Yayınevinin ‘Bir Varmış Bir Yokmuş’ serisinden çıkan kare ebada sahip dört kitabından ‘Gelincik Şarkısı’, son derece sade bir kurgu ve sağlam bir dil yapısıyla, Küçük Prens’in tadını anımsatan bir hikaye. Olayın basitliğini Fatma Şengil Süzer, hikayeci olmasının verdiği avantajla kotararak çocuğa ve büyüğe seslenen bir kurguya büründürüyor. İyi çocuk kitabının büyüklere de seslendiği gerçeğini bir kere hatırlamamıza vesile olan bu kitap, büyükler için kalem oynatan yazarların çocukların dünyasına eğilme zamanının geldiğini fısıldıyor.
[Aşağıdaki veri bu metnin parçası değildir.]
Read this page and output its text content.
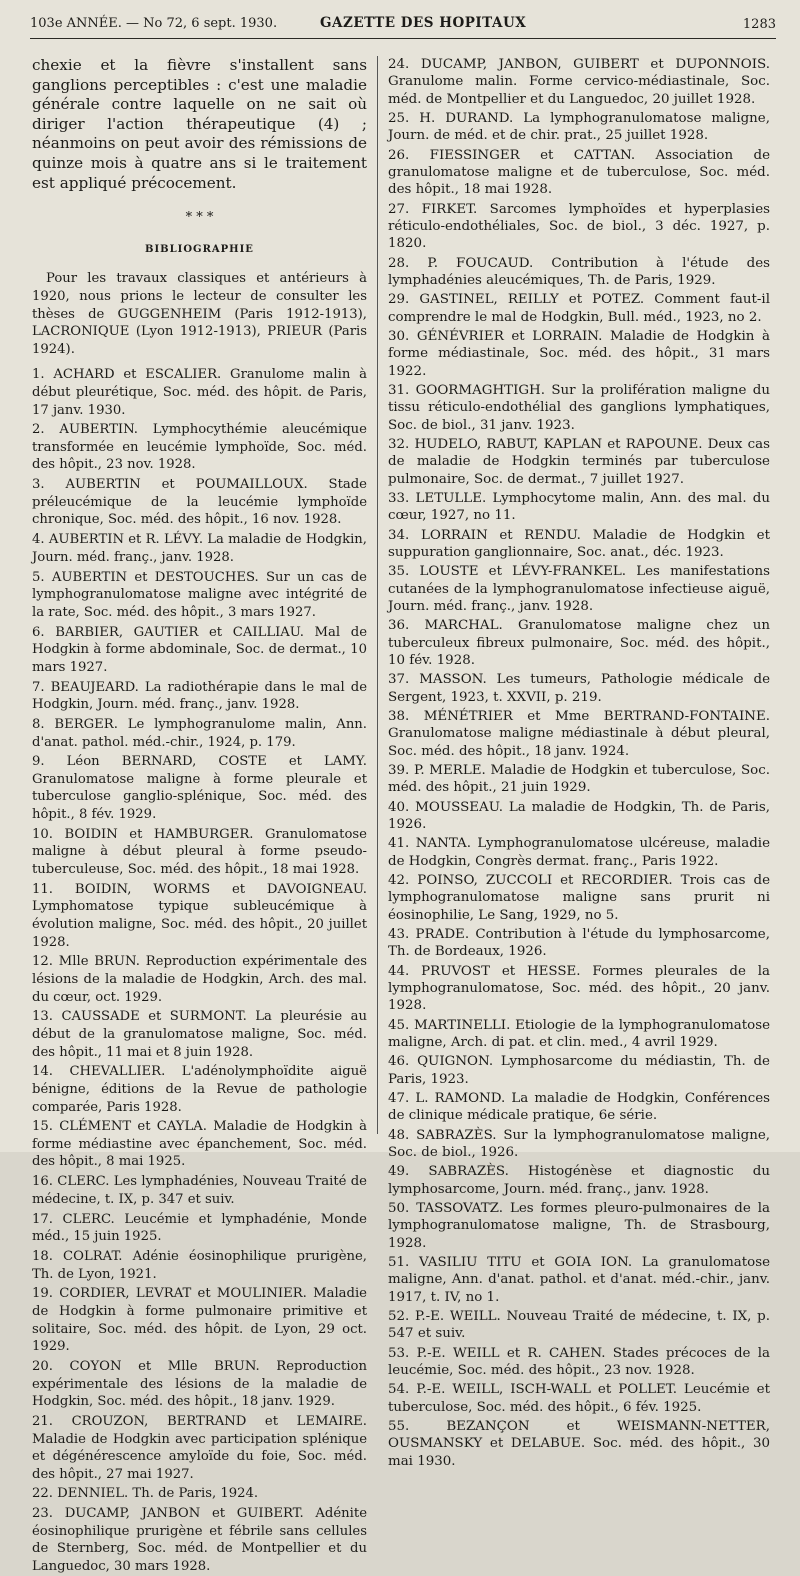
103e ANNÉE. — No 72, 6 sept. 1930.	GAZETTE DES HOPITAUX	1283

chexie et la fièvre s'installent sans ganglions perceptibles : c'est une maladie générale contre laquelle on ne sait où diriger l'action thérapeutique (4) ; néanmoins on peut avoir des rémissions de quinze mois à quatre ans si le traitement est appliqué précocement.

* * *
BIBLIOGRAPHIE

Pour les travaux classiques et antérieurs à 1920, nous prions le lecteur de consulter les thèses de GUGGENHEIM (Paris 1912-1913), LACRONIQUE (Lyon 1912-1913), PRIEUR (Paris 1924).

1. ACHARD et ESCALIER. Granulome malin à début pleurétique, Soc. méd. des hôpit. de Paris, 17 janv. 1930.

2. AUBERTIN. Lymphocythémie aleucémique transformée en leucémie lymphoïde, Soc. méd. des hôpit., 23 nov. 1928.

3. AUBERTIN et POUMAILLOUX. Stade préleucémique de la leucémie lymphoïde chronique, Soc. méd. des hôpit., 16 nov. 1928.

4. AUBERTIN et R. LÉVY. La maladie de Hodgkin, Journ. méd. franç., janv. 1928.

5. AUBERTIN et DESTOUCHES. Sur un cas de lymphogranulomatose maligne avec intégrité de la rate, Soc. méd. des hôpit., 3 mars 1927.

6. BARBIER, GAUTIER et CAILLIAU. Mal de Hodgkin à forme abdominale, Soc. de dermat., 10 mars 1927.

7. BEAUJEARD. La radiothérapie dans le mal de Hodgkin, Journ. méd. franç., janv. 1928.

8. BERGER. Le lymphogranulome malin, Ann. d'anat. pathol. méd.-chir., 1924, p. 179.

9. Léon BERNARD, COSTE et LAMY. Granulomatose maligne à forme pleurale et tuberculose ganglio-splénique, Soc. méd. des hôpit., 8 fév. 1929.

10. BOIDIN et HAMBURGER. Granulomatose maligne à début pleural à forme pseudo-tuberculeuse, Soc. méd. des hôpit., 18 mai 1928.

11. BOIDIN, WORMS et DAVOIGNEAU. Lymphomatose typique subleucémique à évolution maligne, Soc. méd. des hôpit., 20 juillet 1928.

12. Mlle BRUN. Reproduction expérimentale des lésions de la maladie de Hodgkin, Arch. des mal. du cœur, oct. 1929.

13. CAUSSADE et SURMONT. La pleurésie au début de la granulomatose maligne, Soc. méd. des hôpit., 11 mai et 8 juin 1928.

14. CHEVALLIER. L'adénolymphoïdite aiguë bénigne, éditions de la Revue de pathologie comparée, Paris 1928.

15. CLÉMENT et CAYLA. Maladie de Hodgkin à forme médiastine avec épanchement, Soc. méd. des hôpit., 8 mai 1925.

16. CLERC. Les lymphadénies, Nouveau Traité de médecine, t. IX, p. 347 et suiv.

17. CLERC. Leucémie et lymphadénie, Monde méd., 15 juin 1925.

18. COLRAT. Adénie éosinophilique prurigène, Th. de Lyon, 1921.

19. CORDIER, LEVRAT et MOULINIER. Maladie de Hodgkin à forme pulmonaire primitive et solitaire, Soc. méd. des hôpit. de Lyon, 29 oct. 1929.

20. COYON et Mlle BRUN. Reproduction expérimentale des lésions de la maladie de Hodgkin, Soc. méd. des hôpit., 18 janv. 1929.

21. CROUZON, BERTRAND et LEMAIRE. Maladie de Hodgkin avec participation splénique et dégénérescence amyloïde du foie, Soc. méd. des hôpit., 27 mai 1927.

22. DENNIEL. Th. de Paris, 1924.

23. DUCAMP, JANBON et GUIBERT. Adénite éosinophilique prurigène et fébrile sans cellules de Sternberg, Soc. méd. de Montpellier et du Languedoc, 30 mars 1928.

24. DUCAMP, JANBON, GUIBERT et DUPONNOIS. Granulome malin. Forme cervico-médiastinale, Soc. méd. de Montpellier et du Languedoc, 20 juillet 1928.

25. H. DURAND. La lymphogranulomatose maligne, Journ. de méd. et de chir. prat., 25 juillet 1928.

26. FIESSINGER et CATTAN. Association de granulomatose maligne et de tuberculose, Soc. méd. des hôpit., 18 mai 1928.

27. FIRKET. Sarcomes lymphoïdes et hyperplasies réticulo-endothéliales, Soc. de biol., 3 déc. 1927, p. 1820.

28. P. FOUCAUD. Contribution à l'étude des lymphadénies aleucémiques, Th. de Paris, 1929.

29. GASTINEL, REILLY et POTEZ. Comment faut-il comprendre le mal de Hodgkin, Bull. méd., 1923, no 2.

30. GÉNÉVRIER et LORRAIN. Maladie de Hodgkin à forme médiastinale, Soc. méd. des hôpit., 31 mars 1922.

31. GOORMAGHTIGH. Sur la prolifération maligne du tissu réticulo-endothélial des ganglions lymphatiques, Soc. de biol., 31 janv. 1923.

32. HUDELO, RABUT, KAPLAN et RAPOUNE. Deux cas de maladie de Hodgkin terminés par tuberculose pulmonaire, Soc. de dermat., 7 juillet 1927.

33. LETULLE. Lymphocytome malin, Ann. des mal. du cœur, 1927, no 11.

34. LORRAIN et RENDU. Maladie de Hodgkin et suppuration ganglionnaire, Soc. anat., déc. 1923.

35. LOUSTE et LÉVY-FRANKEL. Les manifestations cutanées de la lymphogranulomatose infectieuse aiguë, Journ. méd. franç., janv. 1928.

36. MARCHAL. Granulomatose maligne chez un tuberculeux fibreux pulmonaire, Soc. méd. des hôpit., 10 fév. 1928.

37. MASSON. Les tumeurs, Pathologie médicale de Sergent, 1923, t. XXVII, p. 219.

38. MÉNÉTRIER et Mme BERTRAND-FONTAINE. Granulomatose maligne médiastinale à début pleural, Soc. méd. des hôpit., 18 janv. 1924.

39. P. MERLE. Maladie de Hodgkin et tuberculose, Soc. méd. des hôpit., 21 juin 1929.

40. MOUSSEAU. La maladie de Hodgkin, Th. de Paris, 1926.

41. NANTA. Lymphogranulomatose ulcéreuse, maladie de Hodgkin, Congrès dermat. franç., Paris 1922.

42. POINSO, ZUCCOLI et RECORDIER. Trois cas de lymphogranulomatose maligne sans prurit ni éosinophilie, Le Sang, 1929, no 5.

43. PRADE. Contribution à l'étude du lymphosarcome, Th. de Bordeaux, 1926.

44. PRUVOST et HESSE. Formes pleurales de la lymphogranulomatose, Soc. méd. des hôpit., 20 janv. 1928.

45. MARTINELLI. Etiologie de la lymphogranulomatose maligne, Arch. di pat. et clin. med., 4 avril 1929.

46. QUIGNON. Lymphosarcome du médiastin, Th. de Paris, 1923.

47. L. RAMOND. La maladie de Hodgkin, Conférences de clinique médicale pratique, 6e série.

48. SABRAZÈS. Sur la lymphogranulomatose maligne, Soc. de biol., 1926.

49. SABRAZÈS. Histogénèse et diagnostic du lymphosarcome, Journ. méd. franç., janv. 1928.

50. TASSOVATZ. Les formes pleuro-pulmonaires de la lymphogranulomatose maligne, Th. de Strasbourg, 1928.

51. VASILIU TITU et GOIA ION. La granulomatose maligne, Ann. d'anat. pathol. et d'anat. méd.-chir., janv. 1917, t. IV, no 1.

52. P.-E. WEILL. Nouveau Traité de médecine, t. IX, p. 547 et suiv.

53. P.-E. WEILL et R. CAHEN. Stades précoces de la leucémie, Soc. méd. des hôpit., 23 nov. 1928.

54. P.-E. WEILL, ISCH-WALL et POLLET. Leucémie et tuberculose, Soc. méd. des hôpit., 6 fév. 1925.

55. BEZANÇON et WEISMANN-NETTER, OUSMANSKY et DELABUE. Soc. méd. des hôpit., 30 mai 1930.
Güliz Turan’ın çocukların çizgi diline yakın duran illüstrasyonlarını da bu şarkının güzel notaları olarak görmek lazım.

Yaşar Koca’nın kaleme aldığı ‘Küçük Karga ve Ceviz Ağacı’ kitabı ise anlattığı ilginç hikayeyi gereksiz ayrıntılarla uzatarak etkisiz hale getiren ve bazı yerlerdeki zaman kaymalarıyla okurun sabrını zorlayacak bir eser. Dilde olabildiğince sadeleşmesi gerekirken tam tersine zor bir dile talip olan Koca, her ayrıntıyı aktarma telaşıyla da okura hayal kurma imkanı bırakmıyor. Gereksiz tekrarlar ve özensiz cümle yapılarına biraz dikkat edilebilse şüphesiz daha sağlam bir hikaye çıkardı ortaya.
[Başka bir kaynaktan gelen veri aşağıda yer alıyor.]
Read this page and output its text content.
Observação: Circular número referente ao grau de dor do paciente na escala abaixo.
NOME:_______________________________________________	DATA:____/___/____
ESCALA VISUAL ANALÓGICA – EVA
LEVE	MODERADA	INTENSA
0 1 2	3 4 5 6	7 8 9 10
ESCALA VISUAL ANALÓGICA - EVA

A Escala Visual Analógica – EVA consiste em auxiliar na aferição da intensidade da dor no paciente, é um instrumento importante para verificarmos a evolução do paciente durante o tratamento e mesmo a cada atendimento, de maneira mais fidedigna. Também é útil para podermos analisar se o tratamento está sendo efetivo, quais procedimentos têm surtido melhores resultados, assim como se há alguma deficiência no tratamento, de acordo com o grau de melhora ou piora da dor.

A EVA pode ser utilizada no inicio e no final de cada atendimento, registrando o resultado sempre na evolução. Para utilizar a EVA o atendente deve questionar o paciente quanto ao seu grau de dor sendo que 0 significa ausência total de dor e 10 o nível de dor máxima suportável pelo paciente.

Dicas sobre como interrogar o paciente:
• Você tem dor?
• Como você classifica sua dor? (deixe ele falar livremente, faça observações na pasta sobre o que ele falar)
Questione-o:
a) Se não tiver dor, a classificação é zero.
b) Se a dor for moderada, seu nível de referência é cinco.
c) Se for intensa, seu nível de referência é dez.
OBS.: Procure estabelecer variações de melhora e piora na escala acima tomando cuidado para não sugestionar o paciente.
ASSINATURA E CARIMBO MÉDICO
Yine aynı seriden çıkan Birsen Küçükyılmaz’ın yazdığı ‘Karamel’in Yolculuğu’ kitabı da benzer hataları tekrarlamaktan kendini kurtaramayan bir hikaye. Bir balığın deniz dışındaki dünyayı merak ederek deniz dışını görme isteği, o kadar çok işlenen bir metafor oldu ki, insan bu tarz bir hikayeyi okumak bile istemiyor doğrusu. Kitap da bu anlamda yeni bir şey söylemiyor zaten ve balık her zamanki gibi denize dönüyor.

Sevgi İçigen’in insanın yüzünü gülümseten çizgileri ile açılan Masal Yorganı, Ahmet Murat’ın kaleminden çıkan çocuksu bir hikaye. Her gün kasabanın çocuklarına değişik masallar anlatan masalcı ninenin hikayesi bu. Kasabanın çocukları iyilik olsun diye ninenin eski yorganını yenisiyle değiştirince olanlar oluyor. Gerisi kitapta... Dil ve kurgu olarak doğru bir yerden bakan kitapta bazı ufak tefek hatalar mevcut. Mesela “O gece bütün çocuklar evlerinde suskun bir akşam geçirmişler” (s. 13) cümlesinde zamanlarla ilgili sorun var. “Yerine babamın dükkânından alıp yepyeni bir yorgan koyalım” (s. 19) yerine ‘yepyeni bir yorgan alıp koyalım’ denilse daha doğru bir imla olmaz mıydı? Nihayetinde çocuk kitabı, çocukların dil ve algı dünyasını zenginleştirmek için vardır.